その足を止めるかのように複数人で立ちはだかる。

(考えるのは後回しと思ってたけど・・・やっぱり単純に操られてるにしては意思がはっきりし過ぎている。)

服とは違い未だ綺麗な髪に付いている髪留めをそっと触る。

(舜さんに報告したら褒められるかな・・・。)

そして彼女は剣を握った。




導かれるようにして愛花は走っていく。

この国に来た時連れられた王城へ。

壁が1部破壊されてるのも構わず通り抜けていく。

次の瞬間、退路が塞がれるように壁が修復されていく。

愛花は人影を見るまでもなく、目をゆっくり瞑り呟く。

「エリンちゃん。」

愛花目掛けて剣を突き出そうとかけるエリン相手に目を瞑ったまま静かに手を前に出す。

「ごめんね・・・。」

倒れたその遺体を直視出来ないまま―感情が追いつかないまま―

愛花は中へと走っていった。




その頃、舜は足を止めていた。

足を止めざるを得なかった。

目の前に立つ男の殺気に。

目の前に立つ男の懇願に。

「・・・グラン。」

「悪いな・・・舜殿・・・。先に・・・俺を優先してもらって・・・。」

「もう一度聞くけど。殺すしか、無いんだな?」

こくりと頷くグランに静かに舜は剣を向ける。

グランもぎこちなく大剣を構える。

必死に操られてるのから逃れようとしているが、しかし彼にはより強力に魔力をかけられているのか―逃れ切ることは出来なかったようだ。

次の瞬間、大剣がその大きさに似合わない速度で動く。

しかし、リーチを見切ってたかのようにスレスレのところまで後ろにステップした舜は大剣が通り過ぎた刹那に切りかかる。

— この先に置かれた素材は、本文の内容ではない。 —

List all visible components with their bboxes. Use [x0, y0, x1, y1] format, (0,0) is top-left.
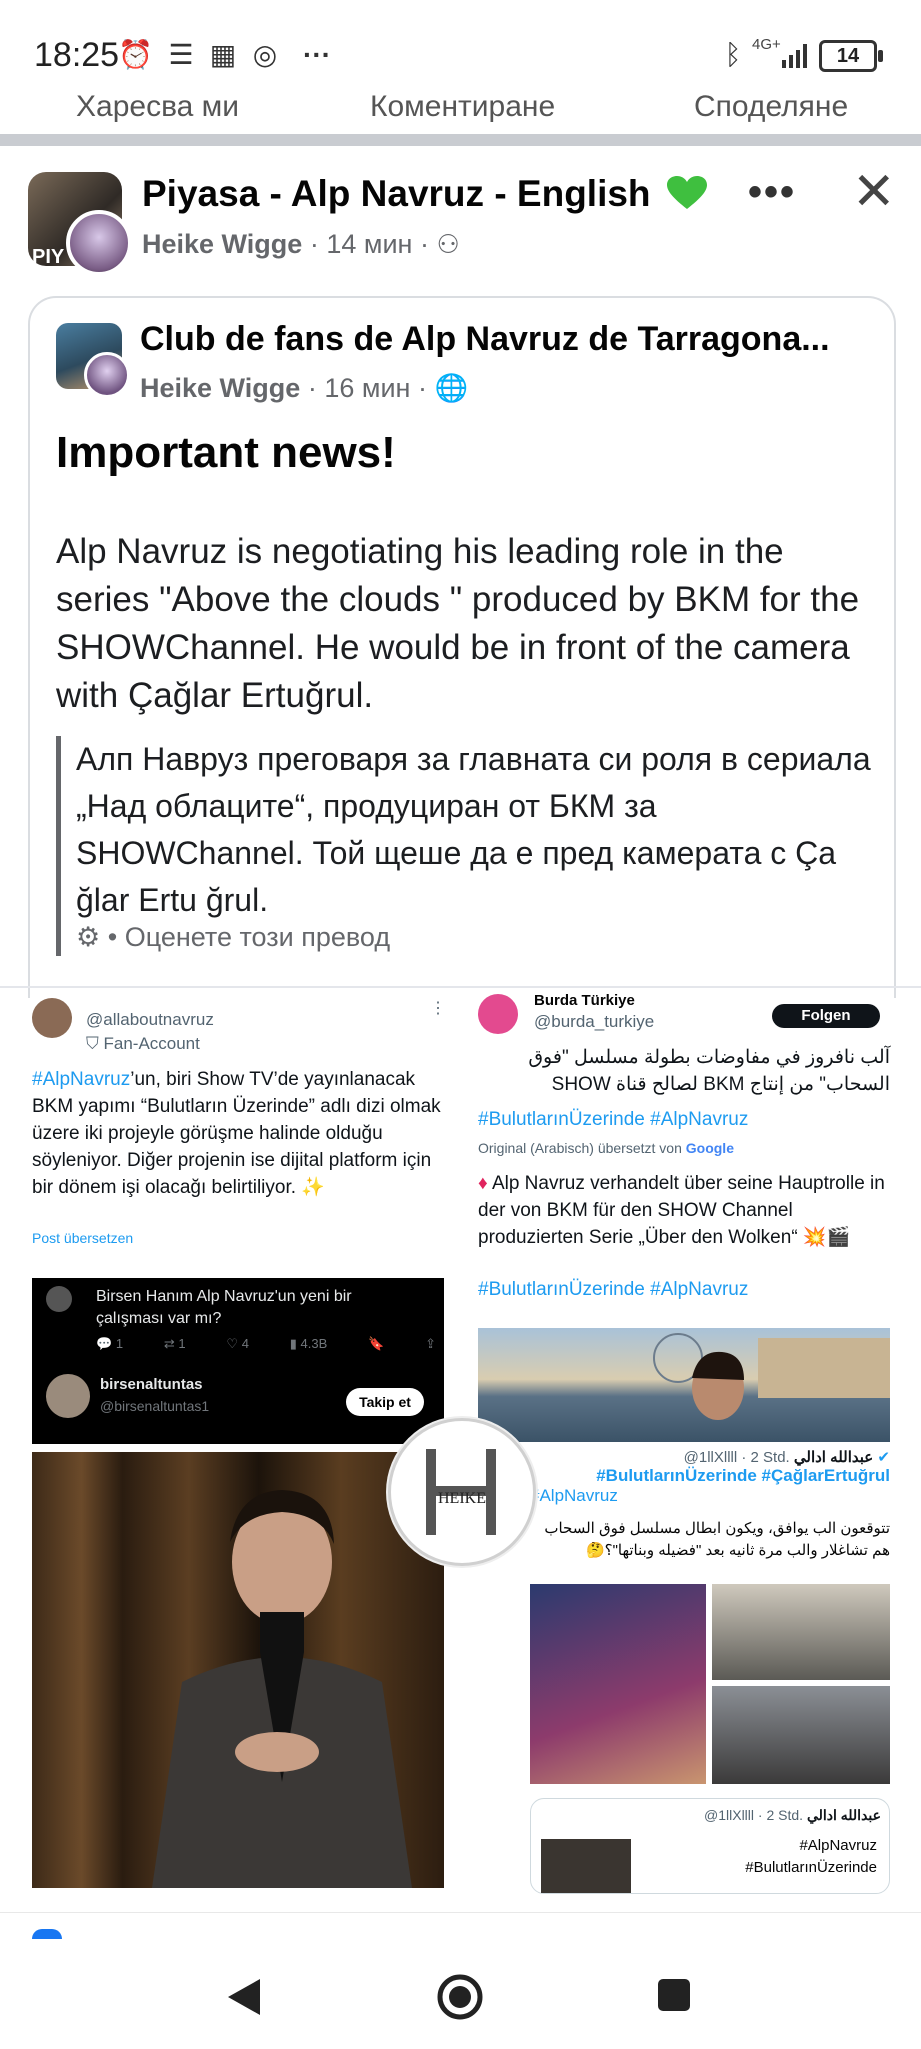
diamond-icon: ♦: [478, 1173, 488, 1194]
arabic-tweet-hashtags-b: #AlpNavruz: [530, 1486, 618, 1505]
birsen-avatar: [46, 1374, 90, 1418]
heike-watermark: HEIKE: [388, 1418, 536, 1566]
burda-arabic-text: آلب نافروز في مفاوضات بطولة مسلسل "فوق ا…: [528, 1047, 890, 1095]
tweet-more-icon: ⋮: [430, 1000, 446, 1017]
layers-icon: ☰: [168, 39, 194, 70]
system-nav-bar: [0, 1912, 921, 2049]
close-icon[interactable]: ✕: [852, 166, 896, 218]
partial-avatar: [32, 1929, 62, 1939]
group-title[interactable]: Club de fans de Alp Navruz de Tarragona.…: [140, 320, 830, 359]
fan-account-badge: ⛉ Fan-Account: [86, 1034, 200, 1053]
back-icon[interactable]: [224, 1975, 264, 2019]
burda-handle: @burda_turkiye: [534, 1012, 655, 1031]
post-author[interactable]: Heike Wigge: [142, 229, 302, 259]
dark-tweet-text: Birsen Hanım Alp Navruz'un yeni bir çalı…: [96, 1288, 352, 1327]
burda-hashtags-2: #BulutlarınÜzerinde #AlpNavruz: [478, 1279, 749, 1300]
group-privacy-icon: ⚇: [436, 229, 460, 259]
translated-note: Original (Arabisch) übersetzt von Google: [478, 1140, 734, 1156]
share-button[interactable]: Споделяне: [694, 90, 848, 124]
author-avatar[interactable]: [66, 210, 132, 276]
folgen-button: Folgen: [772, 1004, 880, 1028]
gear-icon: ⚙: [76, 922, 101, 952]
battery-icon: 14: [819, 40, 883, 72]
grid-photo-3: [712, 1686, 890, 1784]
rate-translation[interactable]: ⚙ • Оценете този превод: [76, 922, 390, 953]
section-divider: [0, 134, 921, 146]
shared-meta: Heike Wigge · 16 мин · 🌐: [140, 373, 469, 403]
burda-german-text: ♦ Alp Navruz verhandelt über seine Haupt…: [478, 1173, 885, 1248]
post-headline: Important news!: [56, 428, 396, 477]
translated-body: Алп Навруз преговаря за главната си роля…: [76, 741, 871, 918]
watermark-logo: HEIKE: [426, 1449, 496, 1535]
shared-author-avatar[interactable]: [84, 352, 130, 398]
post-time[interactable]: 14 мин: [326, 229, 412, 259]
quote-thumb: [541, 1839, 631, 1893]
page-title[interactable]: Piyasa - Alp Navruz - English: [142, 173, 707, 215]
burda-hashtags: #BulutlarınÜzerinde #AlpNavruz: [478, 1109, 749, 1130]
alarm-icon: ⏰: [118, 39, 153, 70]
portrait-photo: [32, 1452, 444, 1888]
network-label: 4G+: [752, 36, 781, 53]
quote-header: @1llXllll · 2 Std. عبدالله ادالي: [704, 1807, 881, 1823]
portrait-illustration: [152, 1490, 412, 1888]
globe-icon: 🌐: [434, 373, 469, 403]
svg-text:HEIKE: HEIKE: [438, 1490, 486, 1507]
burda-name: Burda Türkiye: [534, 992, 635, 1009]
embedded-tweet-dark: Birsen Hanım Alp Navruz'un yeni bir çalı…: [32, 1278, 444, 1444]
home-icon[interactable]: [436, 1973, 484, 2021]
birsen-handle: @birsenaltuntas1: [100, 1398, 210, 1414]
badge-icon: ⛉: [86, 1034, 99, 1053]
shared-author[interactable]: Heike Wigge: [140, 373, 300, 403]
like-button[interactable]: Харесва ми: [76, 90, 239, 124]
post-meta: Heike Wigge · 14 мин · ⚇: [142, 229, 460, 259]
quote-card: @1llXllll · 2 Std. عبدالله ادالي #AlpNav…: [530, 1798, 890, 1894]
post-body: Alp Navruz is negotiating his leading ro…: [56, 532, 860, 715]
instagram-icon: ◎: [252, 39, 278, 70]
tweet-text: #AlpNavruz’un, biri Show TV’de yayınlana…: [32, 1069, 441, 1198]
translate-link: Post übersetzen: [32, 1230, 134, 1246]
dark-tweet-stats: 💬 1 ⇄ 1 ♡ 4 ▮ 4.3B 🔖 ⇪: [96, 1336, 436, 1351]
arabic-tweet-text: تتوقعون الب يوافق، ويكون ابطال مسلسل فوق…: [544, 1520, 890, 1559]
dark-avatar: [46, 1286, 72, 1312]
status-time: 18:25: [34, 36, 120, 74]
bluetooth-icon: ᛒ: [724, 39, 742, 70]
translation-bar: [56, 736, 61, 956]
burda-avatar: [478, 994, 518, 1034]
tweet-hashtag: #AlpNavruz: [32, 1069, 131, 1090]
tweet-handle: @allaboutnavruz: [86, 1010, 214, 1029]
more-options-icon[interactable]: •••: [748, 170, 796, 215]
shared-time[interactable]: 16 мин: [324, 373, 410, 403]
quote-tag-2: #BulutlarınÜzerinde: [745, 1859, 877, 1876]
green-heart-icon: [666, 176, 707, 209]
signal-icon: [782, 44, 807, 68]
grid-photo-2: [712, 1584, 890, 1680]
quote-tag-1: #AlpNavruz: [799, 1837, 877, 1854]
page-title-text: Piyasa - Alp Navruz - English: [142, 173, 651, 214]
comment-button[interactable]: Коментиране: [370, 90, 555, 124]
birsen-name: birsenaltuntas: [100, 1376, 203, 1393]
london-photo: [478, 1328, 890, 1442]
arabic-tweet-header: @1llXllll · 2 Std. عبدالله ادالي ✔: [683, 1449, 890, 1466]
photo-grid: [530, 1584, 890, 1784]
avatar-label: PIY: [32, 246, 65, 268]
post-actions-bar: Харесва ми Коментиране Споделяне: [0, 84, 921, 136]
grid-icon: ▦: [209, 39, 237, 70]
london-illustration: [653, 1333, 890, 1420]
more-status-icon: ···: [303, 39, 331, 70]
arabic-tweet-hashtags: #BulutlarınÜzerinde #ÇağlarErtuğrul: [596, 1466, 890, 1485]
post-image-collage[interactable]: @allaboutnavruz ⛉ Fan-Account ⋮ #AlpNavr…: [0, 988, 921, 1910]
grid-photo-1: [530, 1584, 706, 1784]
takip-button: Takip et: [346, 1388, 424, 1416]
recents-icon[interactable]: [656, 1977, 692, 2013]
tweet-avatar: [32, 998, 72, 1038]
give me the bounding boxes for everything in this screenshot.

グランはそれを見越してか、大剣を振るった勢いを利用して回し蹴りをする。

その足を踏み台にして縦に回転しながら舜は首を落とそうと剣を振るい・・・

受けようとしたグランの右腕が少しだけ斬れた。

(もっと強く込めなきゃ駄目か・・・。流石に手強いな・・・。)

舜はグランを見つめながら、後ろ手に何かを考えていた。